Our memories are situational, so marketers need to identify the triggers that make people think about their brand when they get in-market. To find the right situations, you can take the 5Ws approach (shown below). Once you identify them, you link your brand messages to those buying situations.
Trend 3: Product delusion
Every brand thinks its product is the best, and it markets based on the features and capabilities of the product. But if you lined up most products in a category, you would find they all tend to work the same way; have the same features, integrations, etc.
I work with a CMO who says this about the products in the market he is in - they are basically all the same because they need to provide a specific set of features and capabilities to meet customer needs.

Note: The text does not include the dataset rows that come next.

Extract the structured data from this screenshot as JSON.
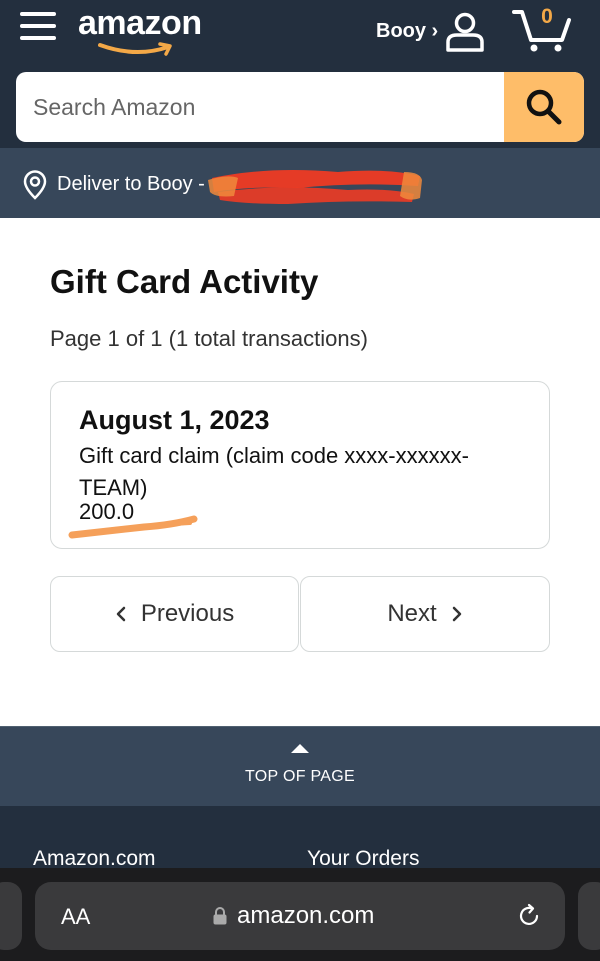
{
  "header": {
    "logo": "amazon",
    "account_label": "Booy ›",
    "cart_count": "0"
  },
  "search": {
    "placeholder": "Search Amazon"
  },
  "deliver": {
    "label": "Deliver to Booy -"
  },
  "main": {
    "title": "Gift Card Activity",
    "page_info": "Page 1 of 1 (1 total transactions)",
    "transaction": {
      "date": "August 1, 2023",
      "description": "Gift card claim (claim code xxxx-xxxxxx-TEAM)",
      "amount": "200.0"
    },
    "pager": {
      "previous": "Previous",
      "next": "Next"
    }
  },
  "back_to_top": {
    "label": "TOP OF PAGE"
  },
  "footer": {
    "links": [
      "Amazon.com",
      "Your Orders"
    ]
  },
  "browser": {
    "text_size": "AA",
    "url": "amazon.com"
  },
  "colors": {
    "header_bg": "#232f3e",
    "subheader_bg": "#37475a",
    "search_button": "#febd69",
    "logo_smile": "#f3a847",
    "annotation_orange": "#f5a05a",
    "redaction_red": "#ee3b24"
  },
  "icons": [
    "menu-icon",
    "user-icon",
    "cart-icon",
    "search-icon",
    "location-pin-icon",
    "chevron-left-icon",
    "chevron-right-icon",
    "caret-up-icon",
    "lock-icon",
    "reload-icon"
  ]
}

As a result, he works hard to find ways to market that don’t focus on the product.
The reality is, for a customer, the best product is the one they know, said Heath (she called it satisficing). No one has time to do deep research on all the options, and most understand there is no perfect product. A good enough product is the mid-point between value and effort; that’s where most consumers land. So, how do you make your product the one customers think of when they need it?
Trend 4: Reach maximalism
What’s more important - reach or frequency? Heath shared studies that showed it’s better to reach more people than reach fewer people more often. Frequency, she said, has diminishing marginal returns.
Reach is the lowest hurdle you need to drive more sales. Of course, it isn’t the only one, Heath said. There’s also attention, memory, and purchase, but you don’t have much of a chance without achieving reach. So it’s also the first hurdle, she said.
Trend 5: Performance branding
This last trend is all about getting a budget for brand awareness. Brand awareness isn’t as easy to measure as lead generation, but it is equally important. The way to get support for brand awareness is to do something called “performance branding.”
With performance branding, the goal, Heath explained, is to generate a memory, not a lead. It’s about broad targeting and generating memories, and it’s a long-term strategy. And that makes the metrics different (see below for examples).
Heath proposed some interesting ideas that are worth discussing with the marketing team. Many brands minimize the value of brand awareness because it’s hard to measure. But we forget that many people we want to reach are not ready to buy, so we need to develop marketing strategies that keep the brand top of mind.
If we think this way, our lead generation and demand gen strategies might perform better because we would understand we aren’t trying to drive revenue with consumers who aren’t ready to buy.
The primary goal of content marketing is sharing valuable content, making people think, and evoking emotion (enough to create a memory). We can do that with our advertising, too; it just takes a bit more effort than ads for downloading ebooks or requesting product demos.
It’s not enough to hide behind measurable strategies. We also need to do the hard work of creating a memorable brand. It will be worth the effort in the long run.